EKvW: Alle gleich – alle anders

Präses Kurschus: Kirche muss Türen für alle offen halten

WESTFALEN - Die bunte Vielfalt des menschlichen Lebens ist aus christlicher Sicht wertvoll – und zugleich ohne Bedeutung für Gottes Liebe zu jedem einzelnen Menschen.

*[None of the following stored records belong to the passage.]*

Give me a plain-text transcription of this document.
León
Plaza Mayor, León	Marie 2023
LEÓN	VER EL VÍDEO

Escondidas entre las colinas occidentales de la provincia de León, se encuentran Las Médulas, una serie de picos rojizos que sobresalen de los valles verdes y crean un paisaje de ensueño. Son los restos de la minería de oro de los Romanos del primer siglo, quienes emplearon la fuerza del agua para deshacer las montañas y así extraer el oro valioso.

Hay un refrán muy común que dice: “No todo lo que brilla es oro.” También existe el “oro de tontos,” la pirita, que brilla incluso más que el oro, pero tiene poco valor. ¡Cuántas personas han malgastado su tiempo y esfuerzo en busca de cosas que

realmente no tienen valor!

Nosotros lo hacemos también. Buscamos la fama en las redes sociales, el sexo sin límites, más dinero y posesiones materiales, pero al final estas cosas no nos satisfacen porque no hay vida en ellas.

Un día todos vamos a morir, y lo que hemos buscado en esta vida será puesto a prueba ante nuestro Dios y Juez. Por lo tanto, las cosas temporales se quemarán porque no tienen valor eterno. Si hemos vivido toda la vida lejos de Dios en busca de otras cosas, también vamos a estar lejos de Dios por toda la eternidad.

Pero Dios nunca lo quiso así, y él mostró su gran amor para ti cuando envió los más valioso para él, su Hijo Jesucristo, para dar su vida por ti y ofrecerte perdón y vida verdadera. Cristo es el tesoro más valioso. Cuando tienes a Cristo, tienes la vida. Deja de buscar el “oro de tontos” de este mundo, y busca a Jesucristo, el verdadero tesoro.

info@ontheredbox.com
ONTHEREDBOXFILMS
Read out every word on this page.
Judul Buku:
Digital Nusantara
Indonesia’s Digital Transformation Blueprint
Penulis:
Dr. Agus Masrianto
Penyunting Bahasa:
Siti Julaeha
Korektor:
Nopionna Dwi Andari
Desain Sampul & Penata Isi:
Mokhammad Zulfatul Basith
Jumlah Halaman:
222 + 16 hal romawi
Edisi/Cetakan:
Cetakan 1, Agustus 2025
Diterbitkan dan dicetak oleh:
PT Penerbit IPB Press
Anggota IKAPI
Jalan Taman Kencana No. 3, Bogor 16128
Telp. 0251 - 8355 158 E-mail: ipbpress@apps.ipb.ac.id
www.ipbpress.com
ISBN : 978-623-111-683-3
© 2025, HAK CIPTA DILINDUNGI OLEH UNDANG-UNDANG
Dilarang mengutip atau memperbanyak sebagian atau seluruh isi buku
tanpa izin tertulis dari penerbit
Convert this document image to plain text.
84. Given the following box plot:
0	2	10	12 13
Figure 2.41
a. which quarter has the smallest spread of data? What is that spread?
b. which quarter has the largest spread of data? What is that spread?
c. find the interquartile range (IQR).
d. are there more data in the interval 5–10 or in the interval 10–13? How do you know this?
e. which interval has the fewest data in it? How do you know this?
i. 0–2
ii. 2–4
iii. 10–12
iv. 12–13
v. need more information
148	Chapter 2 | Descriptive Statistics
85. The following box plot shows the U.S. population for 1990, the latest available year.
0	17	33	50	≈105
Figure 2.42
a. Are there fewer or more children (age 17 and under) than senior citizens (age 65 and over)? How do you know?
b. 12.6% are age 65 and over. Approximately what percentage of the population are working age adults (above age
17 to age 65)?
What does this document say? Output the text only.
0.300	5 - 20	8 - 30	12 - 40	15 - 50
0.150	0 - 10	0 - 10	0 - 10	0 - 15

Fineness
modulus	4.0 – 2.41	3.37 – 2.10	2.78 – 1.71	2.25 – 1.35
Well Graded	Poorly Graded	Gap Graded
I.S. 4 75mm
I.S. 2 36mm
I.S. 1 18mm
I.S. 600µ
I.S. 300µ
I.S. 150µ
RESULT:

Diesen „seltsamen und wunderbaren Widersinn des Evangeliums“ hat die westfälische Präses Annette Kurschus am Samstag (8.9.) in Schwerte-Villigst als Modell für Kirche und Gesellschaft beschrieben. „Die Vielfalt wird gewürdigt – gerade indem sie vor Jesus Christus aufgehoben ist“, sagte die leitende Theologin der Evangelischen Kirche von Westfalen auf einer Partnerschaftstagung mit Gästen der amerikanischen United Church of Christ (UCC).

Alle gleich - alle anders

Das Thema dieses UCC-Forums lautete „All inclusive – Teilhabe für alle“. Präses Kurschus erläuterte die biblischen Wurzeln, die etwa den Gesetzen „zum Schutz der Vielfalt und die Gestaltung des diskriminierungsfreien Zusammenlebens“ des Europarates zugrunde liegen. Dessen Motto „all equal – all different“ (alle gleich – alle anders) entspreche der jüdisch-christlichen Glaubensüberzeugung, dass jeder Mensch – bei allen Unterschieden – von Gott mit der gleichen unverlierbaren Würde ausgestattet ist.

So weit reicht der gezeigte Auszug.